What remains is a very spiffy strategy game for 2 players, and a fun but more random game for 3+ players. As options become more limited, you begin to have opportunities to force the next player to leave the board in a favorable position for the player after them. In a 2-player game, this is a clever move. In a 3+ player game, it's a wash.

After you turn a face-down card in the tableau face-up, you then spin (turn 180-degrees) any face-up card in the tableau, which may cause one or more to 'pop': i.e. they come off the board, probably score you points, and probably have other effects. Then you have to replace the empty spots from your hand face-up, thus creating or blocking options for the next player. Once all 12 cards are face-up, the only legal spins are those that cause pops, which makes it possible to start driving each other's play. One has to make a decision sometimes between cashing in on an opportunity (and ceding the initiative), or keeping control (while leaving yummies to your opponent).

The characters on the cards are drawn from a new comic book series by the Foglios, which sounds great but which I have not seen. I still appreciated the game's theme--the characters' names and portrayals are amusing in themselves, their effects often relate well, and the whole makes a consistent theme (adventure, romance, and mad science in an age when automaton-building got going before electricity). Phil Foglio is a master at portraying enthusiastic expressions.

 
 
 
 
 
Fun, but almost overly quirky.
May 09, 2001

The real difficulty with this game is how hard it is to develop any strategy. It's a fun enough game, with lots of interesting twists, not to mention creative use of cards as a board, and Phil Foglio's beautiful artwork.

If you're a fan of puzzle games in which you can set up tons of chain reactions, give this one a whirl. There aren't that many other card games which offer that kind of thing.

The way it works is this: Xxxenophile. That might not be terribly clear to most of you out there, so I'll clarify. Xxxenophile was a collectible card game Phil Foglio whipped up a few years ago. It was, however... somewhat inappropriate for younger viewers. So, for the sake of making a good game accessable to a wider range (because the only thing wrong with Xxxenophile was the artwork) James Ernest revamped it and Phil Foglio did some new, more family-oriented artwork.

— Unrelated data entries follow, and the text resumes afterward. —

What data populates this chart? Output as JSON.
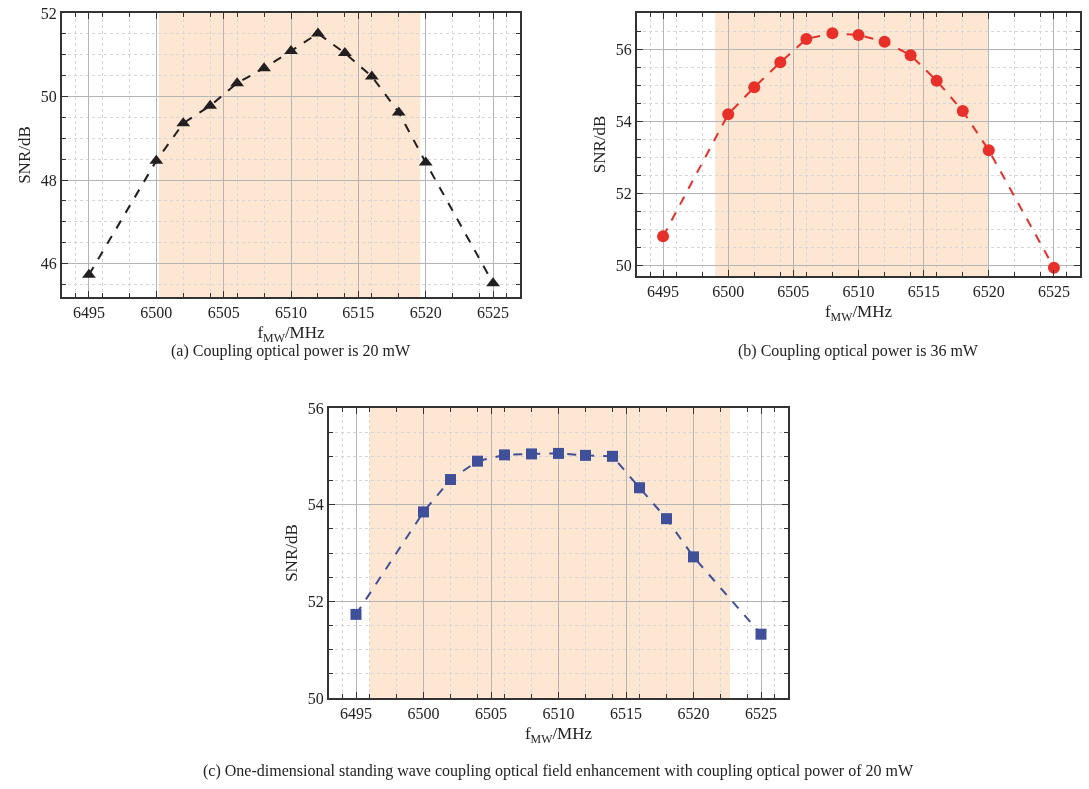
{
  "chart_data": [
    {
      "type": "line",
      "xlabel": "f$_{MW}$/MHz",
      "ylabel": "SNR/dB",
      "annotations": [
        "(a) Coupling optical power is 20 mW"
      ],
      "x": [
        6495,
        6500,
        6502,
        6504,
        6506,
        6508,
        6510,
        6512,
        6514,
        6516,
        6518,
        6520,
        6525
      ],
      "series": [
        {
          "color": "#231f20",
          "values": [
            45.73,
            48.46,
            49.36,
            49.78,
            50.32,
            50.68,
            51.09,
            51.51,
            51.04,
            50.48,
            49.62,
            48.42,
            45.53
          ]
        }
      ],
      "marker": "triangle",
      "line_style": "dashed",
      "grid": true,
      "xlim": [
        6493,
        6527
      ],
      "xticks": [
        6495,
        6500,
        6505,
        6510,
        6515,
        6520,
        6525
      ],
      "ylim": [
        45.2,
        52
      ],
      "yticks": [
        46,
        48,
        50,
        52
      ],
      "bands": [
        {
          "axis": "x",
          "from": 6500.2,
          "to": 6519.6,
          "color": "#fde6d2"
        }
      ]
    },
    {
      "type": "line",
      "xlabel": "f$_{MW}$/MHz",
      "ylabel": "SNR/dB",
      "annotations": [
        "(b) Coupling optical power is 36 mW"
      ],
      "x": [
        6495,
        6500,
        6502,
        6504,
        6506,
        6508,
        6510,
        6512,
        6514,
        6516,
        6518,
        6520,
        6525
      ],
      "series": [
        {
          "color": "#e8302a",
          "values": [
            50.8,
            54.19,
            54.94,
            55.63,
            56.28,
            56.44,
            56.39,
            56.2,
            55.83,
            55.12,
            54.28,
            53.19,
            49.93
          ]
        }
      ],
      "marker": "circle",
      "line_style": "dashed",
      "grid": true,
      "xlim": [
        6493,
        6527
      ],
      "xticks": [
        6495,
        6500,
        6505,
        6510,
        6515,
        6520,
        6525
      ],
      "ylim": [
        49.7,
        57
      ],
      "yticks": [
        50,
        52,
        54,
        56
      ],
      "bands": [
        {
          "axis": "x",
          "from": 6499,
          "to": 6520,
          "color": "#fde6d2"
        }
      ]
    },
    {
      "type": "line",
      "xlabel": "f$_{MW}$/MHz",
      "ylabel": "SNR/dB",
      "annotations": [
        "(c) One-dimensional standing wave coupling optical field enhancement with coupling optical power of 20 mW"
      ],
      "x": [
        6495,
        6500,
        6502,
        6504,
        6506,
        6508,
        6510,
        6512,
        6514,
        6516,
        6518,
        6520,
        6525
      ],
      "series": [
        {
          "color": "#3f4f9a",
          "values": [
            51.73,
            53.85,
            54.52,
            54.9,
            55.03,
            55.05,
            55.06,
            55.02,
            55.0,
            54.35,
            53.71,
            52.92,
            51.32
          ]
        }
      ],
      "marker": "square",
      "line_style": "dashed",
      "grid": true,
      "xlim": [
        6493,
        6527
      ],
      "xticks": [
        6495,
        6500,
        6505,
        6510,
        6515,
        6520,
        6525
      ],
      "ylim": [
        50,
        56
      ],
      "yticks": [
        50,
        52,
        54,
        56
      ],
      "bands": [
        {
          "axis": "x",
          "from": 6496,
          "to": 6522.7,
          "color": "#fde6d2"
        }
      ]
    }
  ]
}
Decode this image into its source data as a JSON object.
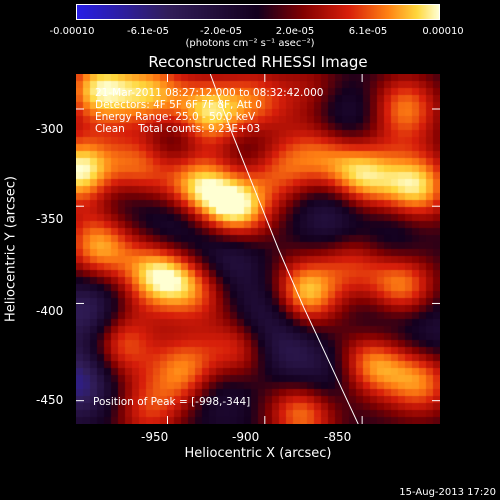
{
  "colors": {
    "background": "#000000",
    "foreground": "#ffffff",
    "low": "#3a2ee0",
    "mid": "#000000",
    "high": "#fff27a"
  },
  "colorbar": {
    "ticks": [
      "-0.00010",
      "-6.1e-05",
      "-2.0e-05",
      "2.0e-05",
      "6.1e-05",
      "0.00010"
    ],
    "unit": "(photons cm⁻² s⁻¹ asec⁻²)"
  },
  "chart_data": {
    "type": "heatmap",
    "title": "Reconstructed RHESSI Image",
    "xlabel": "Heliocentric X (arcsec)",
    "ylabel": "Heliocentric Y (arcsec)",
    "xlim": [
      -997,
      -810
    ],
    "ylim": [
      -462,
      -282
    ],
    "xticks": [
      "-950",
      "-900",
      "-850"
    ],
    "yticks": [
      "-300",
      "-350",
      "-400",
      "-450"
    ],
    "colorbar_range": [
      -0.0001,
      0.0001
    ],
    "limb_curve": {
      "x": [
        -928,
        -917,
        -905,
        -893,
        -880,
        -866,
        -852
      ],
      "y": [
        -282,
        -312,
        -342,
        -372,
        -402,
        -432,
        -462
      ]
    },
    "peak": {
      "x": -998,
      "y": -344
    },
    "blobs": [
      {
        "x": -985,
        "y": -290,
        "v": 0.9
      },
      {
        "x": -958,
        "y": -292,
        "v": 0.75
      },
      {
        "x": -930,
        "y": -303,
        "v": 0.9
      },
      {
        "x": -905,
        "y": -297,
        "v": 0.6
      },
      {
        "x": -875,
        "y": -290,
        "v": 0.35
      },
      {
        "x": -995,
        "y": -332,
        "v": 1.0
      },
      {
        "x": -965,
        "y": -330,
        "v": 0.7
      },
      {
        "x": -935,
        "y": -340,
        "v": 0.85
      },
      {
        "x": -915,
        "y": -352,
        "v": 1.0
      },
      {
        "x": -893,
        "y": -330,
        "v": 0.6
      },
      {
        "x": -870,
        "y": -322,
        "v": 0.55
      },
      {
        "x": -850,
        "y": -335,
        "v": 0.85
      },
      {
        "x": -828,
        "y": -300,
        "v": 0.7
      },
      {
        "x": -822,
        "y": -340,
        "v": 0.9
      },
      {
        "x": -985,
        "y": -370,
        "v": 0.8
      },
      {
        "x": -955,
        "y": -385,
        "v": 0.9
      },
      {
        "x": -935,
        "y": -392,
        "v": 0.6
      },
      {
        "x": -880,
        "y": -395,
        "v": 0.9
      },
      {
        "x": -855,
        "y": -378,
        "v": 0.5
      },
      {
        "x": -830,
        "y": -392,
        "v": 0.8
      },
      {
        "x": -975,
        "y": -420,
        "v": 0.7
      },
      {
        "x": -940,
        "y": -435,
        "v": 0.75
      },
      {
        "x": -912,
        "y": -423,
        "v": 0.6
      },
      {
        "x": -845,
        "y": -430,
        "v": 0.8
      },
      {
        "x": -820,
        "y": -440,
        "v": 0.7
      },
      {
        "x": -880,
        "y": -455,
        "v": 0.8
      },
      {
        "x": -960,
        "y": -455,
        "v": 0.5
      },
      {
        "x": -920,
        "y": -375,
        "v": -0.5
      },
      {
        "x": -900,
        "y": -405,
        "v": -0.45
      },
      {
        "x": -945,
        "y": -360,
        "v": -0.4
      },
      {
        "x": -865,
        "y": -355,
        "v": -0.45
      },
      {
        "x": -975,
        "y": -345,
        "v": -0.3
      },
      {
        "x": -945,
        "y": -315,
        "v": -0.35
      },
      {
        "x": -840,
        "y": -410,
        "v": -0.35
      },
      {
        "x": -890,
        "y": -425,
        "v": -0.4
      },
      {
        "x": -925,
        "y": -445,
        "v": -0.35
      },
      {
        "x": -990,
        "y": -405,
        "v": -0.6
      },
      {
        "x": -995,
        "y": -440,
        "v": -0.7
      },
      {
        "x": -835,
        "y": -365,
        "v": -0.3
      },
      {
        "x": -860,
        "y": -305,
        "v": -0.4
      },
      {
        "x": -905,
        "y": -320,
        "v": -0.3
      },
      {
        "x": -815,
        "y": -415,
        "v": -0.3
      },
      {
        "x": -870,
        "y": -440,
        "v": -0.4
      }
    ]
  },
  "info": {
    "line1": "21-Mar-2011 08:27:12.000 to 08:32:42.000",
    "line2": "Detectors: 4F 5F 6F 7F 8F, Att 0",
    "line3": "Energy Range: 25.0 - 50.0 keV",
    "line4": "Clean    Total counts: 9.23E+03",
    "peak": "Position of Peak = [-998,-344]"
  },
  "footer": {
    "date": "15-Aug-2013 17:20"
  }
}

The way the game plays is that 12 cards are laid out in a pattern, face down. Two of the cards are turned face up, and then players take turns turning over cards and spinning them 180. When the symbols on the edge of two cards match up after you've spinned one of them, the one with more symbols 'pops' off the board, scoring you points, and usually doing something else interesting.

It wears down a little because of how easily the board locks up. When all the cards are faceup, you must pop something on your turn, otherwise the board gets reshuffled, face down.

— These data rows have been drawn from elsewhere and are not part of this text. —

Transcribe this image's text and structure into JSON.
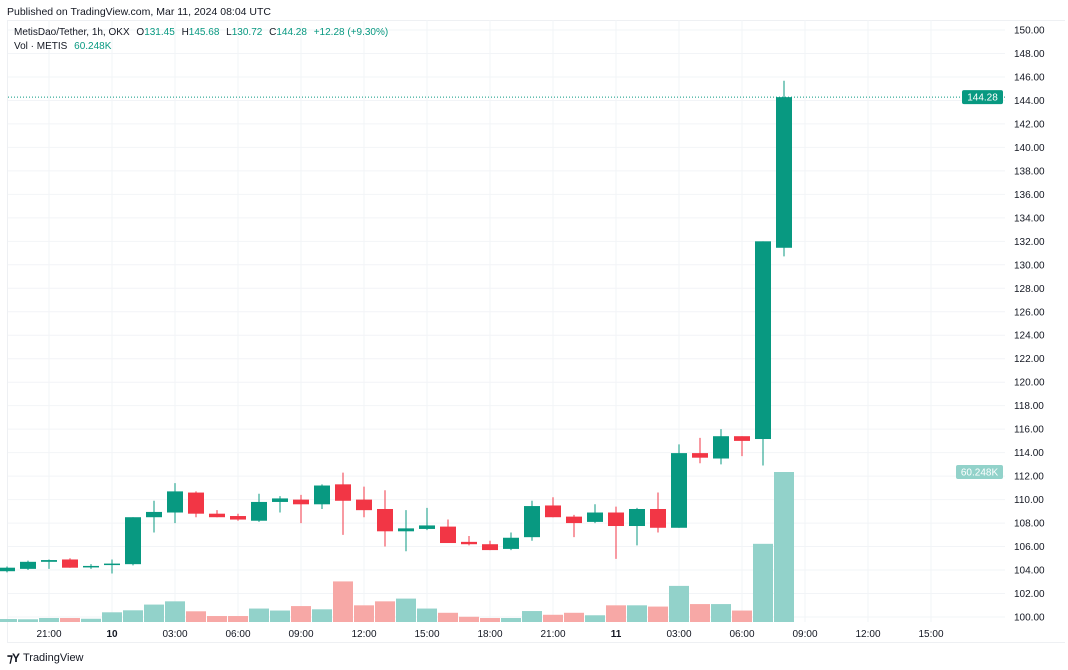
{
  "published": "Published on TradingView.com, Mar 11, 2024 08:04 UTC",
  "legend": {
    "symbol": "MetisDao/Tether, 1h, OKX",
    "o_label": "O",
    "o": "131.45",
    "h_label": "H",
    "h": "145.68",
    "l_label": "L",
    "l": "130.72",
    "c_label": "C",
    "c": "144.28",
    "change": "+12.28 (+9.30%)",
    "vol_label": "Vol · METIS",
    "vol": "60.248K"
  },
  "footer": {
    "logo": "TradingView"
  },
  "colors": {
    "up": "#089981",
    "down": "#f23645",
    "vol_up": "#92d2ca",
    "vol_down": "#f7a8a6",
    "grid": "#f2f4f7"
  },
  "chart_data": {
    "type": "candlestick",
    "title": "MetisDao/Tether, 1h, OKX",
    "ylim": [
      100,
      150
    ],
    "grid": true,
    "y_ticks": [
      "100.00",
      "102.00",
      "104.00",
      "106.00",
      "108.00",
      "110.00",
      "112.00",
      "114.00",
      "116.00",
      "118.00",
      "120.00",
      "122.00",
      "124.00",
      "126.00",
      "128.00",
      "130.00",
      "132.00",
      "134.00",
      "136.00",
      "138.00",
      "140.00",
      "142.00",
      "144.00",
      "146.00",
      "148.00",
      "150.00"
    ],
    "x_ticks": [
      {
        "label": "21:00",
        "index": 2,
        "bold": false
      },
      {
        "label": "10",
        "index": 5,
        "bold": true
      },
      {
        "label": "03:00",
        "index": 8,
        "bold": false
      },
      {
        "label": "06:00",
        "index": 11,
        "bold": false
      },
      {
        "label": "09:00",
        "index": 14,
        "bold": false
      },
      {
        "label": "12:00",
        "index": 17,
        "bold": false
      },
      {
        "label": "15:00",
        "index": 20,
        "bold": false
      },
      {
        "label": "18:00",
        "index": 23,
        "bold": false
      },
      {
        "label": "21:00",
        "index": 26,
        "bold": false
      },
      {
        "label": "11",
        "index": 29,
        "bold": true
      },
      {
        "label": "03:00",
        "index": 32,
        "bold": false
      },
      {
        "label": "06:00",
        "index": 35,
        "bold": false
      },
      {
        "label": "09:00",
        "index": 38,
        "bold": false
      },
      {
        "label": "12:00",
        "index": 41,
        "bold": false
      },
      {
        "label": "15:00",
        "index": 44,
        "bold": false
      }
    ],
    "last_price_label": "144.28",
    "last_volume_label": "60.248K",
    "volume_unit": "K",
    "candles": [
      {
        "t": "Mar 9 19:00",
        "o": 103.9,
        "h": 104.3,
        "l": 103.8,
        "c": 104.2,
        "v": 1.2
      },
      {
        "t": "Mar 9 20:00",
        "o": 104.1,
        "h": 104.8,
        "l": 104.0,
        "c": 104.7,
        "v": 1.1
      },
      {
        "t": "Mar 9 21:00",
        "o": 104.7,
        "h": 104.9,
        "l": 104.1,
        "c": 104.85,
        "v": 1.6
      },
      {
        "t": "Mar 9 22:00",
        "o": 104.9,
        "h": 105.0,
        "l": 104.2,
        "c": 104.2,
        "v": 1.6
      },
      {
        "t": "Mar 9 23:00",
        "o": 104.3,
        "h": 104.5,
        "l": 104.1,
        "c": 104.35,
        "v": 1.3
      },
      {
        "t": "Mar 10 00:00",
        "o": 104.45,
        "h": 104.9,
        "l": 103.7,
        "c": 104.55,
        "v": 3.9
      },
      {
        "t": "Mar 10 01:00",
        "o": 104.5,
        "h": 108.5,
        "l": 104.4,
        "c": 108.5,
        "v": 4.7
      },
      {
        "t": "Mar 10 02:00",
        "o": 108.5,
        "h": 109.9,
        "l": 107.2,
        "c": 108.95,
        "v": 7.0
      },
      {
        "t": "Mar 10 03:00",
        "o": 108.9,
        "h": 111.4,
        "l": 108.0,
        "c": 110.7,
        "v": 8.3
      },
      {
        "t": "Mar 10 04:00",
        "o": 110.6,
        "h": 110.7,
        "l": 108.5,
        "c": 108.8,
        "v": 4.3
      },
      {
        "t": "Mar 10 05:00",
        "o": 108.8,
        "h": 109.1,
        "l": 108.5,
        "c": 108.5,
        "v": 2.4
      },
      {
        "t": "Mar 10 06:00",
        "o": 108.6,
        "h": 108.8,
        "l": 108.2,
        "c": 108.3,
        "v": 2.4
      },
      {
        "t": "Mar 10 07:00",
        "o": 108.2,
        "h": 110.5,
        "l": 108.1,
        "c": 109.8,
        "v": 5.4
      },
      {
        "t": "Mar 10 08:00",
        "o": 109.8,
        "h": 110.3,
        "l": 108.9,
        "c": 110.1,
        "v": 4.6
      },
      {
        "t": "Mar 10 09:00",
        "o": 110.0,
        "h": 110.4,
        "l": 108.0,
        "c": 109.6,
        "v": 6.4
      },
      {
        "t": "Mar 10 10:00",
        "o": 109.6,
        "h": 111.3,
        "l": 109.2,
        "c": 111.2,
        "v": 5.1
      },
      {
        "t": "Mar 10 11:00",
        "o": 111.3,
        "h": 112.3,
        "l": 107.0,
        "c": 109.9,
        "v": 16.3
      },
      {
        "t": "Mar 10 12:00",
        "o": 110.0,
        "h": 111.1,
        "l": 108.5,
        "c": 109.1,
        "v": 6.7
      },
      {
        "t": "Mar 10 13:00",
        "o": 109.2,
        "h": 110.8,
        "l": 106.0,
        "c": 107.3,
        "v": 8.3
      },
      {
        "t": "Mar 10 14:00",
        "o": 107.3,
        "h": 109.1,
        "l": 105.6,
        "c": 107.55,
        "v": 9.4
      },
      {
        "t": "Mar 10 15:00",
        "o": 107.5,
        "h": 109.3,
        "l": 107.4,
        "c": 107.8,
        "v": 5.4
      },
      {
        "t": "Mar 10 16:00",
        "o": 107.7,
        "h": 108.3,
        "l": 106.3,
        "c": 106.3,
        "v": 3.7
      },
      {
        "t": "Mar 10 17:00",
        "o": 106.4,
        "h": 106.9,
        "l": 106.1,
        "c": 106.2,
        "v": 2.1
      },
      {
        "t": "Mar 10 18:00",
        "o": 106.2,
        "h": 106.5,
        "l": 105.7,
        "c": 105.7,
        "v": 1.6
      },
      {
        "t": "Mar 10 19:00",
        "o": 105.8,
        "h": 107.2,
        "l": 105.7,
        "c": 106.75,
        "v": 1.6
      },
      {
        "t": "Mar 10 20:00",
        "o": 106.8,
        "h": 109.9,
        "l": 106.5,
        "c": 109.45,
        "v": 4.4
      },
      {
        "t": "Mar 10 21:00",
        "o": 109.5,
        "h": 110.2,
        "l": 108.5,
        "c": 108.5,
        "v": 2.9
      },
      {
        "t": "Mar 10 22:00",
        "o": 108.55,
        "h": 108.7,
        "l": 106.8,
        "c": 108.0,
        "v": 3.7
      },
      {
        "t": "Mar 10 23:00",
        "o": 108.1,
        "h": 109.6,
        "l": 108.0,
        "c": 108.9,
        "v": 2.7
      },
      {
        "t": "Mar 11 00:00",
        "o": 108.9,
        "h": 109.4,
        "l": 104.95,
        "c": 107.75,
        "v": 6.7
      },
      {
        "t": "Mar 11 01:00",
        "o": 107.75,
        "h": 109.3,
        "l": 106.1,
        "c": 109.2,
        "v": 6.7
      },
      {
        "t": "Mar 11 02:00",
        "o": 109.2,
        "h": 110.6,
        "l": 107.2,
        "c": 107.6,
        "v": 6.2
      },
      {
        "t": "Mar 11 03:00",
        "o": 107.6,
        "h": 114.7,
        "l": 107.6,
        "c": 113.96,
        "v": 14.5
      },
      {
        "t": "Mar 11 04:00",
        "o": 113.96,
        "h": 115.26,
        "l": 113.1,
        "c": 113.57,
        "v": 7.2
      },
      {
        "t": "Mar 11 05:00",
        "o": 113.5,
        "h": 116.0,
        "l": 113.0,
        "c": 115.4,
        "v": 7.2
      },
      {
        "t": "Mar 11 06:00",
        "o": 115.4,
        "h": 115.4,
        "l": 113.7,
        "c": 115.0,
        "v": 4.6
      },
      {
        "t": "Mar 11 07:00",
        "o": 115.16,
        "h": 132.0,
        "l": 112.9,
        "c": 132.0,
        "v": 31.4
      },
      {
        "t": "Mar 11 08:00",
        "o": 131.45,
        "h": 145.68,
        "l": 130.72,
        "c": 144.28,
        "v": 60.248
      }
    ]
  }
}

This is one that's more for puzzle fans than strategy gamers.

 
 
 
 
 
by Loki
Creative concept and cards, but nothing really happens
January 09, 2003

When I picked up this game I was expecting an almost overwhelming number of chain reactions to be available on any given move, with thought required to optomize a given turn. Sadly, there is little to no strategy, and the optimum move is fairly obvious, and usually not that interesting or long.

Rather than creating a system in which the game mechanics cause the larger chain reactions, Ernest simply gives the cards special abilities which force other types of cards to 'pop' (removing the card from the 'machine' or board and reaping the benefits). Whenever this happens, and this is the only way to get a good chain reaction, I felt cheated and didn't the entire concept of the machine was lost to me.

This one fails whole heartedly to deliver.